Rochet (n)
Contents
Etymologie
< Latijns rochettum, < Duits rock, « kleding » (Duret, p. 262).
Definitie
Nauwsluitend wit liturgisch gewaad, meestal met lange, nauwsluitende mouwen, dat vooral wordt gedragen door bisschoppen en geprivilegieerde prelaten. Wordt gedragen onder een koorkap, kazuifel of dalmatiek (naar AAT).
Hierarchie
Oorsprong en ontwikkeling
De rochet is afgeleid van de albe. Hij is van het superplie te onderscheiden door de wijdte van de mouwen maar ook door de status van de drager. De rochet is immers voorbehouden voor prelaten van hoge rang en is een onderdeel van de courante kledij (hij wordt met andere woorden ook als staatsiekledingstuk gedragen en niet alleen in liturgische context). Hij wordt boven de soutane gedragen en daarboven komt dan de mozetta.

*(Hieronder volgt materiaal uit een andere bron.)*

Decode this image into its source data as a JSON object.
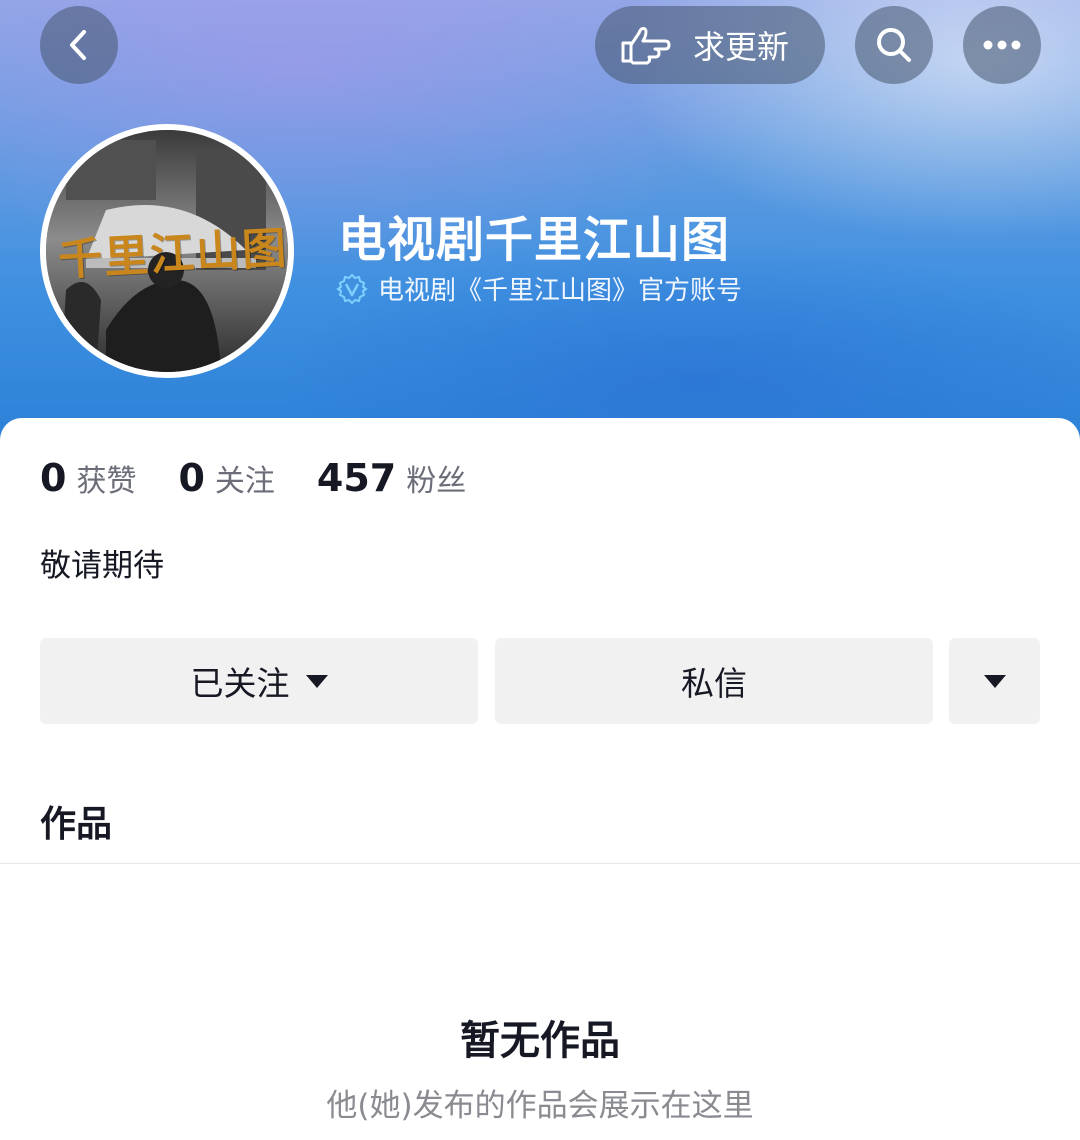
{
  "header": {
    "update_label": "求更新",
    "icons": {
      "back": "chevron-left-icon",
      "update": "pointing-hand-icon",
      "search": "search-icon",
      "more": "more-dots-icon"
    }
  },
  "profile": {
    "name": "电视剧千里江山图",
    "verification": "电视剧《千里江山图》官方账号",
    "avatar_text": "千里江山图",
    "bio": "敬请期待"
  },
  "stats": [
    {
      "value": "0",
      "label": "获赞"
    },
    {
      "value": "0",
      "label": "关注"
    },
    {
      "value": "457",
      "label": "粉丝"
    }
  ],
  "actions": {
    "follow_label": "已关注",
    "message_label": "私信"
  },
  "works": {
    "title": "作品",
    "empty_title": "暂无作品",
    "empty_subtitle": "他(她)发布的作品会展示在这里"
  },
  "colors": {
    "header_gradient_top": "#8fa8e6",
    "header_gradient_bottom": "#2a7fd6",
    "avatar_text": "#c8861c",
    "button_bg": "#f1f1f2"
  }
}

De rochet is het koorhemd, teken van gewone bevoegdheid, dat wordt gedragen door bisschoppen, kardinalen en sommige prelaten (de hogere prelaten van de Romeinse Curie die niet de bisschoppelijke waardigheid hebben, sommige geestelijken van de Romeinse Rota, van de Hoogste Rechtbank van de Apostolische Signatuur of van de Apostolische Kameren en de protonotarii apostolici de numero participantium) onder de mozetta, de cappa magna of de prelaatsmantel. Het is het gewone gewaad van de reguliere kanunniken. De kanunniken van de kathedrale of collegiale kapittels dragen hem, bij indult, eveneens in het koor, onder de mozetta. Een rochet heeft nagenoeg dezelfde vorm als een albe: zelfde mouwen, zelfde corpus maar niet langer dan tot aan de knieën. Het uiteinde van de mouwen is doorgaans versierd met kantwerk waardoorheen een stof met de kleur van de mouwen van de soutane zichtbaar is: zwart, paars, karmozijn of rood. Vóór de liturgische hervormingen na het tweede Vaticaans Concilie moesten zij die de rochet in het koor droegen hem tijdens de mis aanhouden onder de albe. Daarnaast mochten prelaten die niet de waardigheid van bisschop of kardinaal hadden, de stola niet rechtstreeks op de rochet alleen dragen, aangezien die een teken van bevoegdheid is. Zij moesten eerst een superplie of een cotta over de rochet aantrekken voor ze de stola mochten aanbrengen. Wanneer een prelaat, zelfs als hij bisschop of kardinaal was, de koorkap op de rochet droeg, moest hij daarboven bovendien de amict aantrekken, aangebracht rond de hals. Vroeger droegen bisschoppen die uit religieuze orden kwamen de rochet niet. (Vertaling uit Franse Wikipedia, 20-08-2018).
Typologie
Een rochet heeft nagenoeg dezelfde vorm als een albe: zelfde mouwen, zelfde corpus maar niet langer dan tot aan de knieën. Het uiteinde van de mouwen en het onderste gedeelte van het kleed kunnen versierd zijn met kantwerk waardoorheen een stof met de kleur van de mouwen van de soutane zichtbaar is.
Andere benamingen
roket (in Vlaanderen)
Autres langues | |
---|---|
FR | rochet (f) |
EN | rochet |
DE | Rochett |
IT | rocchetto |
ES | roquete |
BALaT
De rochetten (1400-1700) in BALaT
Afbeelding van rochetten (1400-1700) in BALaT
De rochetten in de bibliotheek van het KIK
Bibliografische orientatie
- Bernard Berthod et Elizabeth Hardouin-Fugier, Dictionnaire des arts liturgiques, XIXe-XXe siècle, Paris, Les Editions de l'Amateur, 2006, p. 221 (dentelle) et 393 (rochet).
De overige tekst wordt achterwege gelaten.